Well – I’ve made it to Rome at last. Here I am, in the middle of winter. It’s freezing cold – in fact it’s snowing. They say it’s the first time it’s snowed in something like twenty years. That’s great – Rome and snow. Feels so strange, so foreign – don’t really know what I’m doing here, but I’ll give it a try. I’ve told myself, six months and see how it goes – then it’s back to London if it doesn’t work out, to do what – I don’t know. I’ve got this horrible, queasy feeling in my stomach about my future. In fact, ‘future’ is far too big a word to use. So here I am in Rome, with a suitcase the size of a small house, which my dear, thoughtful mum has given me as a Christmas present.

I’ve got an address to go to -it’s a friend of my dad’s, who has agreed to put me up until I find somewhere to stay. But when I turned up at her door with my enormous suitcase, she let out a shriek: “But I thought you were coming for the weekend!” Panic – how could she have forgotten? One of dad’s loony friends, and I thought she’d already have found somewhere for me to live. She pulled herself together and ushered me in. Her flat’s just off Piazza di Spagna, one of those poky dwellings in a narrow, 15th century house – with small rooms leading off two larger, central ones. All of them piled high with clutter, books, and unnameable wooden objects.
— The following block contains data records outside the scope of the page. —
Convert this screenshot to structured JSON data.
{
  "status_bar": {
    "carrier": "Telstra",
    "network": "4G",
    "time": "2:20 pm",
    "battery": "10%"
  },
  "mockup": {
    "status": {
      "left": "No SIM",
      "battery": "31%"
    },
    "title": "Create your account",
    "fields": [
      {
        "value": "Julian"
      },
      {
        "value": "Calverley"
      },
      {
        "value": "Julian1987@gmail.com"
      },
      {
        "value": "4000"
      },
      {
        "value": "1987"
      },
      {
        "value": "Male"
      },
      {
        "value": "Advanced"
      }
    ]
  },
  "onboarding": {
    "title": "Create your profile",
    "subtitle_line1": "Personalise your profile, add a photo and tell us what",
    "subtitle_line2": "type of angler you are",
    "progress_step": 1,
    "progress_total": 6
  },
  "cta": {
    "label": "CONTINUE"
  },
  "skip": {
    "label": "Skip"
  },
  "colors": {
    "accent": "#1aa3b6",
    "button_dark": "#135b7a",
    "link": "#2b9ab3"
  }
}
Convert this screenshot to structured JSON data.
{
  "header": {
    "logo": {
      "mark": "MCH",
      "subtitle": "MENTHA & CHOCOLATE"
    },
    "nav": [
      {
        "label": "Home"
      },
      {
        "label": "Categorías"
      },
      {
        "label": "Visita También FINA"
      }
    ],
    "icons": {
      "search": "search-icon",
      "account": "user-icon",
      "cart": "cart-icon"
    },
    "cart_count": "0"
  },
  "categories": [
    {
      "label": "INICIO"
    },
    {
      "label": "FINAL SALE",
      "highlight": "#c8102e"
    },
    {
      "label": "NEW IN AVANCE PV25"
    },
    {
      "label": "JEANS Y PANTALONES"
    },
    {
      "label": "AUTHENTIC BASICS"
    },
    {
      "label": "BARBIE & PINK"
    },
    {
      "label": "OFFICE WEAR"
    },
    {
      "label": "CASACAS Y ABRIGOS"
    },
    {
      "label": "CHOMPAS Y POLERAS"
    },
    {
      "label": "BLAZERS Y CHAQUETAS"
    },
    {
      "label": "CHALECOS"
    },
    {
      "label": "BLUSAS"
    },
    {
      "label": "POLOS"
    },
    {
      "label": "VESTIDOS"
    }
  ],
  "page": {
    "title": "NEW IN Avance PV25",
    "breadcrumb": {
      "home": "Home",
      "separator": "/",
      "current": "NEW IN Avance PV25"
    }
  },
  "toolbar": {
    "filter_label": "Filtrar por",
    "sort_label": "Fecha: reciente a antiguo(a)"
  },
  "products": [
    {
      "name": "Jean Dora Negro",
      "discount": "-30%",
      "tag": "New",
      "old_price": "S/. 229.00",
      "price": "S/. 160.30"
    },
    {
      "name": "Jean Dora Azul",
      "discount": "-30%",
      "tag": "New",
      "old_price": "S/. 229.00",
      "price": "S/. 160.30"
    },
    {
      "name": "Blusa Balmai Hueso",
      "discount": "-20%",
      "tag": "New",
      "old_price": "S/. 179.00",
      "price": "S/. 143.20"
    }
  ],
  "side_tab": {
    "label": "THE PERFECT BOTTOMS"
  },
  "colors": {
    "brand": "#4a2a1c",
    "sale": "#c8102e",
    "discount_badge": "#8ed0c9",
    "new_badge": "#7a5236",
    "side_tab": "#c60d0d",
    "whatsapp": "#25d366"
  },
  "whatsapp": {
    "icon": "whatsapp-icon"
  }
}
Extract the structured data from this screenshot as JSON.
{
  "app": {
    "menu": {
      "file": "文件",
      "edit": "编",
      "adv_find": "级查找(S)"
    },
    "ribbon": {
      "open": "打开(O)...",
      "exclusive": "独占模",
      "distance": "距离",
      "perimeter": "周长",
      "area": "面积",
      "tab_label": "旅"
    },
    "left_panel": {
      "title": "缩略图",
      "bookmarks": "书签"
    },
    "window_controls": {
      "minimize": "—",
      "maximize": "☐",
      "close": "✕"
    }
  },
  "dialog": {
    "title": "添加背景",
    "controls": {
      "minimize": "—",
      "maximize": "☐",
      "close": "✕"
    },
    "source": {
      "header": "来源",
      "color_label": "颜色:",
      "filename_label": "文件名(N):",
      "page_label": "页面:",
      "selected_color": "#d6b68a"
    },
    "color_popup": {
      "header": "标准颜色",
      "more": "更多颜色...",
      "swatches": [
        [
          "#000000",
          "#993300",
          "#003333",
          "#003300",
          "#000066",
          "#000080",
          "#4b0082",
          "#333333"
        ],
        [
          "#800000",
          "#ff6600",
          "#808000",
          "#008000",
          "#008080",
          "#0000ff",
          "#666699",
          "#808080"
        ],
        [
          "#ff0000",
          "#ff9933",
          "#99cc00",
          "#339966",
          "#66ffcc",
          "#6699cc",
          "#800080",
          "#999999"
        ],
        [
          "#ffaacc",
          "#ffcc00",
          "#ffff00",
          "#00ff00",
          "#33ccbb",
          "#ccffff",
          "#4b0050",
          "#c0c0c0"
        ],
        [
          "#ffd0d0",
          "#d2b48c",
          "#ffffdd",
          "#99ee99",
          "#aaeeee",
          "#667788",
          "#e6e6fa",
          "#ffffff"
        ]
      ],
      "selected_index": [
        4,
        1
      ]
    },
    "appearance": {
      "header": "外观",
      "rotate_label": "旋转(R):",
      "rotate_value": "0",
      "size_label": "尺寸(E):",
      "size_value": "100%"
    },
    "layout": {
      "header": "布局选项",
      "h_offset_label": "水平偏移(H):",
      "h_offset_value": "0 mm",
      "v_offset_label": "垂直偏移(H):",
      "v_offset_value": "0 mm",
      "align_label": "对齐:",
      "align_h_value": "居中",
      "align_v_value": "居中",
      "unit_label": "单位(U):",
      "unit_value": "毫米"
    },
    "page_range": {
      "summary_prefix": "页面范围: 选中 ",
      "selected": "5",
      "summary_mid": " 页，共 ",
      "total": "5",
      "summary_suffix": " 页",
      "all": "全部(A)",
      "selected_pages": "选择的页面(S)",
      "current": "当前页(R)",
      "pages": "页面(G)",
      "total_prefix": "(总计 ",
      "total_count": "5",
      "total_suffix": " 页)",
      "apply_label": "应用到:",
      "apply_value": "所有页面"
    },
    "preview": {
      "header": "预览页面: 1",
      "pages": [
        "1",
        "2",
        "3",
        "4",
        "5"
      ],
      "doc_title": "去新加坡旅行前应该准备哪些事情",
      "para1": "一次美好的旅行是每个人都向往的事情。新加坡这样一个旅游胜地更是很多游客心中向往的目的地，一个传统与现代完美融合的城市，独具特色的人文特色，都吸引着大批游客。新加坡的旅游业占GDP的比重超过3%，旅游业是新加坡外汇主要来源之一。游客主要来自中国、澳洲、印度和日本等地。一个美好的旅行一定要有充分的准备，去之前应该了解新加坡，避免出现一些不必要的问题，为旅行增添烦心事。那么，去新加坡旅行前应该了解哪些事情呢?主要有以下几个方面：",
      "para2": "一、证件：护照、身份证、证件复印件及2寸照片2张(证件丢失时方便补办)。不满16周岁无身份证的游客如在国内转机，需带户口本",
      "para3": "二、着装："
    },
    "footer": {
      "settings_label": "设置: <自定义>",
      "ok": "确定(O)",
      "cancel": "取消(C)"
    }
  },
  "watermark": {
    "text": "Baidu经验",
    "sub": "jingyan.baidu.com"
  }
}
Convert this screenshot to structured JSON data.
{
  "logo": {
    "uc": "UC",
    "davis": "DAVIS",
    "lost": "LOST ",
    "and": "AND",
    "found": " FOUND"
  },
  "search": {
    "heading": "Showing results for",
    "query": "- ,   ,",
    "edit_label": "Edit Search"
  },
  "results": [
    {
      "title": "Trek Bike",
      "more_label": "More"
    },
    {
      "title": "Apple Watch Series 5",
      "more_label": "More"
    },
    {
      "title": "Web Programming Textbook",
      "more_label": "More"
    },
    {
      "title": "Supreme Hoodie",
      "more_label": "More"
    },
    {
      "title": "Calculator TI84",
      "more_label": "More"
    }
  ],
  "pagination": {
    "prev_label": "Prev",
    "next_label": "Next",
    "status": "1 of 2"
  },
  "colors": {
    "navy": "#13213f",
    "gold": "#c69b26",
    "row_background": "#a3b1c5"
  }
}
Giovanna is slight and elderly, with hennaed, fluffy hair. A kind hearted, eccentric, irritable woman – who is clearly irritated by me from the word go. Helpless me and my huge suitcase. And the fact that I have problems understanding her doesn’t help matters; she speaks a fluent, picturesque English with absurdly rolling ‘r’s.

January 16th

Here I am, day two – gut-wrenchingly, agonizingly homesick. It’s just so bloody foreign here – especially the smells – that pervasive, unmistakable smell of drains everywhere. And Giovanna’s so weird. I long for a cozy, comforting mother figure, not this spiky, artist type. I long for mum, for home. What on earth am I doing here?

And then there’s Giovanna’s terrible dog. Giovanna calls for her constantly, in a high-pitched, near shriek “Mimi!” And Mimi comes running, with that fearful sound of the eager dog’s claws on parquet floor. The sound is fearful because of what it announces – a psychopathic mutt with halitosis. Mimi hates people – she barks and growls and bares her teeth and runs for you. It takes hours just to get into the house because Mimi has to be calmed down every time.